Exciting tech, but not a fan of these “hourly” pricing models. Always assume full 24 hours of use just to be safe… then the pricing doesn’t look so hot.

In general, we observe that users’ bills are largely driven by how many Compute-hours they use in a month. A Compute-hour is: # Active-hours (time spent using the database) * # Compute-units (CU). 1 CU is equivalent to 1 CPU & 4GB RAM which represents the amount of compute resources dedicated to your database.

If you have a very active application, generally eCommerce or B2C, you will have, on average, a database that is running 24X7 or for 730 Active-hours a month. On the other hand, if you have an internal application for the database then its usage will reflect the working month or approximately 173 hours a month of active usage.

After understanding how long your database will be running for, on average, you should understand how much performance your workload requires. For most applications, with moderate usage, 1 CU is more than sufficient. We currently host a database for Vercel, RoomGPT, which has over 80K visitors a day and does more than fine on 1 CU.

Here is an example of your Compute-hour bill in different scenarios (from our billing docs):

I thought I might chime in again since new pricing has been announced and give some feedback on it.

I really appreciate the move towards simpler pricing.

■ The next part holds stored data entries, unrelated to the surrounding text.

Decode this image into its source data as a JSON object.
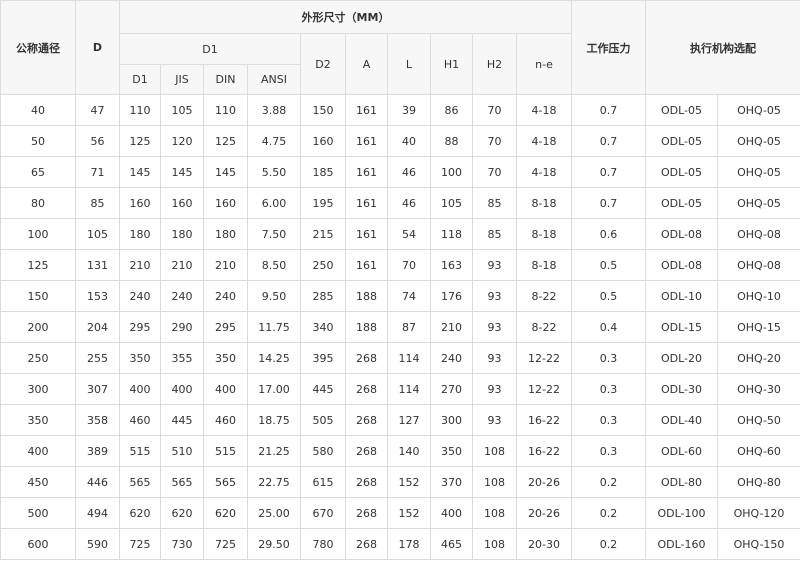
{
  "headers": {
    "nominal_diameter": "公称通径",
    "d": "D",
    "dimensions_group": "外形尺寸（MM）",
    "d1_group": "D1",
    "d1": "D1",
    "jis": "JIS",
    "din": "DIN",
    "ansi": "ANSI",
    "d2": "D2",
    "a": "A",
    "l": "L",
    "h1": "H1",
    "h2": "H2",
    "ne": "n-e",
    "pressure": "工作压力",
    "actuator": "执行机构选配"
  },
  "rows": [
    [
      "40",
      "47",
      "110",
      "105",
      "110",
      "3.88",
      "150",
      "161",
      "39",
      "86",
      "70",
      "4-18",
      "0.7",
      "ODL-05",
      "OHQ-05"
    ],
    [
      "50",
      "56",
      "125",
      "120",
      "125",
      "4.75",
      "160",
      "161",
      "40",
      "88",
      "70",
      "4-18",
      "0.7",
      "ODL-05",
      "OHQ-05"
    ],
    [
      "65",
      "71",
      "145",
      "145",
      "145",
      "5.50",
      "185",
      "161",
      "46",
      "100",
      "70",
      "4-18",
      "0.7",
      "ODL-05",
      "OHQ-05"
    ],
    [
      "80",
      "85",
      "160",
      "160",
      "160",
      "6.00",
      "195",
      "161",
      "46",
      "105",
      "85",
      "8-18",
      "0.7",
      "ODL-05",
      "OHQ-05"
    ],
    [
      "100",
      "105",
      "180",
      "180",
      "180",
      "7.50",
      "215",
      "161",
      "54",
      "118",
      "85",
      "8-18",
      "0.6",
      "ODL-08",
      "OHQ-08"
    ],
    [
      "125",
      "131",
      "210",
      "210",
      "210",
      "8.50",
      "250",
      "161",
      "70",
      "163",
      "93",
      "8-18",
      "0.5",
      "ODL-08",
      "OHQ-08"
    ],
    [
      "150",
      "153",
      "240",
      "240",
      "240",
      "9.50",
      "285",
      "188",
      "74",
      "176",
      "93",
      "8-22",
      "0.5",
      "ODL-10",
      "OHQ-10"
    ],
    [
      "200",
      "204",
      "295",
      "290",
      "295",
      "11.75",
      "340",
      "188",
      "87",
      "210",
      "93",
      "8-22",
      "0.4",
      "ODL-15",
      "OHQ-15"
    ],
    [
      "250",
      "255",
      "350",
      "355",
      "350",
      "14.25",
      "395",
      "268",
      "114",
      "240",
      "93",
      "12-22",
      "0.3",
      "ODL-20",
      "OHQ-20"
    ],
    [
      "300",
      "307",
      "400",
      "400",
      "400",
      "17.00",
      "445",
      "268",
      "114",
      "270",
      "93",
      "12-22",
      "0.3",
      "ODL-30",
      "OHQ-30"
    ],
    [
      "350",
      "358",
      "460",
      "445",
      "460",
      "18.75",
      "505",
      "268",
      "127",
      "300",
      "93",
      "16-22",
      "0.3",
      "ODL-40",
      "OHQ-50"
    ],
    [
      "400",
      "389",
      "515",
      "510",
      "515",
      "21.25",
      "580",
      "268",
      "140",
      "350",
      "108",
      "16-22",
      "0.3",
      "ODL-60",
      "OHQ-60"
    ],
    [
      "450",
      "446",
      "565",
      "565",
      "565",
      "22.75",
      "615",
      "268",
      "152",
      "370",
      "108",
      "20-26",
      "0.2",
      "ODL-80",
      "OHQ-80"
    ],
    [
      "500",
      "494",
      "620",
      "620",
      "620",
      "25.00",
      "670",
      "268",
      "152",
      "400",
      "108",
      "20-26",
      "0.2",
      "ODL-100",
      "OHQ-120"
    ],
    [
      "600",
      "590",
      "725",
      "730",
      "725",
      "29.50",
      "780",
      "268",
      "178",
      "465",
      "108",
      "20-30",
      "0.2",
      "ODL-160",
      "OHQ-150"
    ]
  ]
}
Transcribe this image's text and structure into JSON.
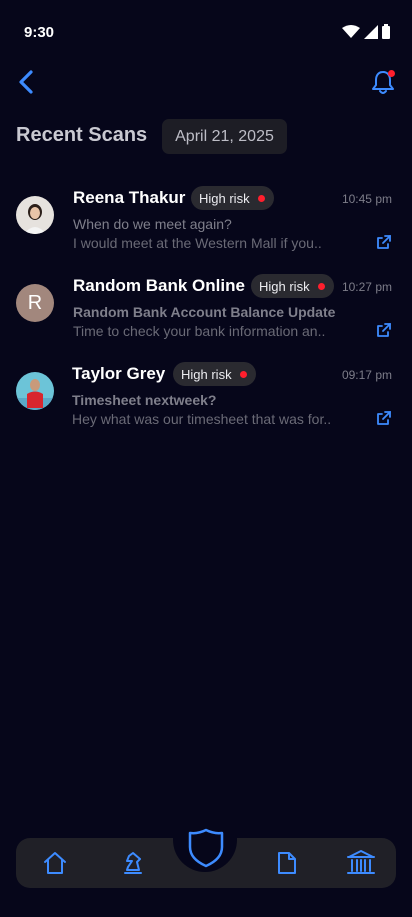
{
  "status_bar": {
    "time": "9:30"
  },
  "header": {
    "back_icon": "chevron-left-icon",
    "notification_icon": "bell-icon"
  },
  "page": {
    "title": "Recent Scans",
    "date": "April 21,  2025"
  },
  "scans": [
    {
      "name": "Reena Thakur",
      "badge": "High risk",
      "time": "10:45 pm",
      "subject": "When do we meet again?",
      "preview": "I would meet at the Western Mall if you..",
      "avatar": "photo"
    },
    {
      "name": "Random Bank Online",
      "badge": "High risk",
      "time": "10:27 pm",
      "subject": "Random Bank Account Balance Update",
      "preview": "Time to check your bank information an..",
      "avatar_letter": "R"
    },
    {
      "name": "Taylor Grey",
      "badge": "High risk",
      "time": "09:17 pm",
      "subject": "Timesheet nextweek?",
      "preview": "Hey what was our timesheet that was for..",
      "avatar": "photo"
    }
  ],
  "bottom_nav": {
    "items": [
      "home-icon",
      "chess-knight-icon",
      "shield-icon",
      "document-icon",
      "bank-icon"
    ]
  },
  "colors": {
    "accent": "#3d8bff",
    "risk": "#ff1f2d",
    "background": "#06061a"
  }
}
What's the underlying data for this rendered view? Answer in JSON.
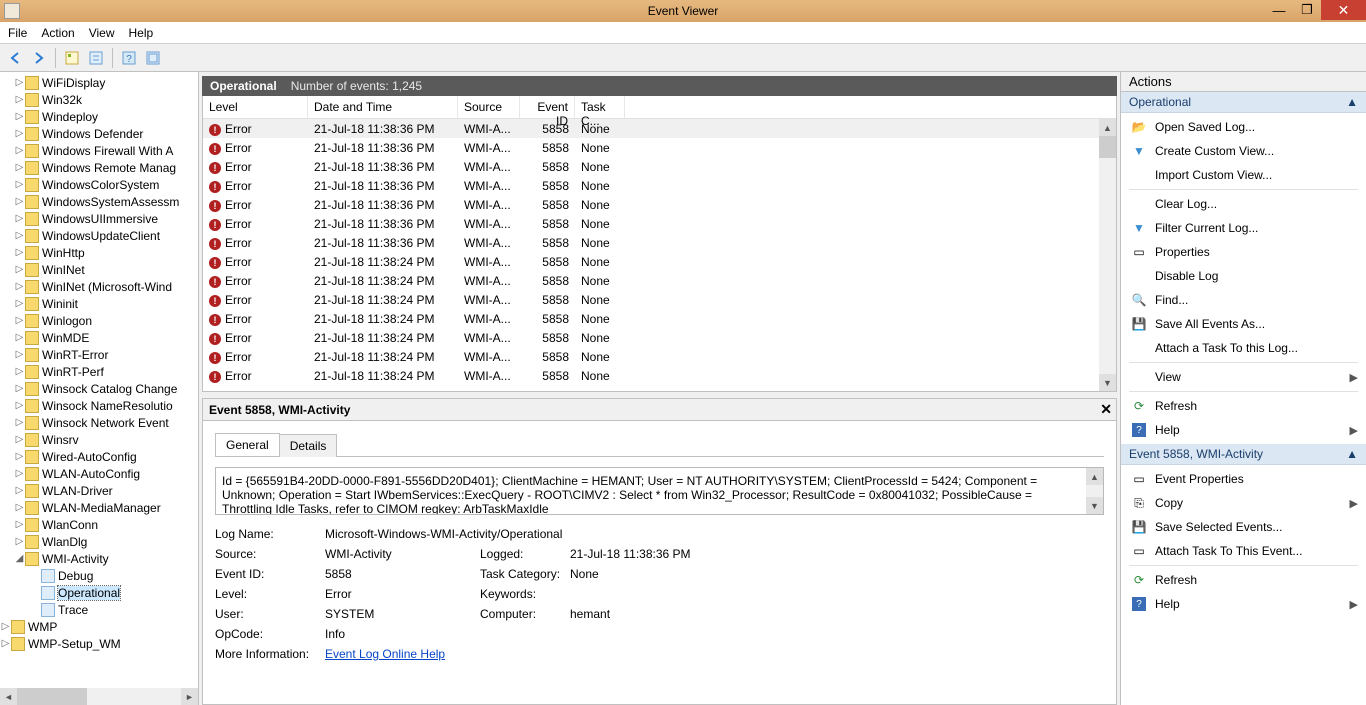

Removing the charges for written data and data transfer is a great step for predictability. Simplifying pricing across regions is also great. To cover this cost I see that Neon has increased the price of extra usage for compute time and storage which is completely fair, however if I’m not mistaken, the cost for storage seems to have increased ~10x, and the cost for compute by ~30%.

I see the extra storage cost in the scale tier is listed as $15 per 10GiB, does that mean the moment you need an extra 1mb, you are charged the full $15?

I see some people are taking issue with the jump in cost between tiers, and not being able to scale between them, especially if their usage is on the boundary between tiers. For the launch tier, this is made worse by not offering additional storage. Someone who needs 11GiB instead of 10, but is satisfied by the launch tier compute time, all of a sudden needs to pay an extra $50. If you’re not trying to take advantage of these cases, why not allow people to scale between tiers with their needs by allowing additional storage in the launch tier?

It seems that having 2 paid tiers is probably unnecessary and just complicates things. I think you could keep the current pro tier at $3/month, and like with the new simplified pricing only charge for compute, and storage, with adjusted rates compensating for the lack of charging for data, and flat pricing across regions. This would then be more in line with the serverless mantra of only pay for what you use.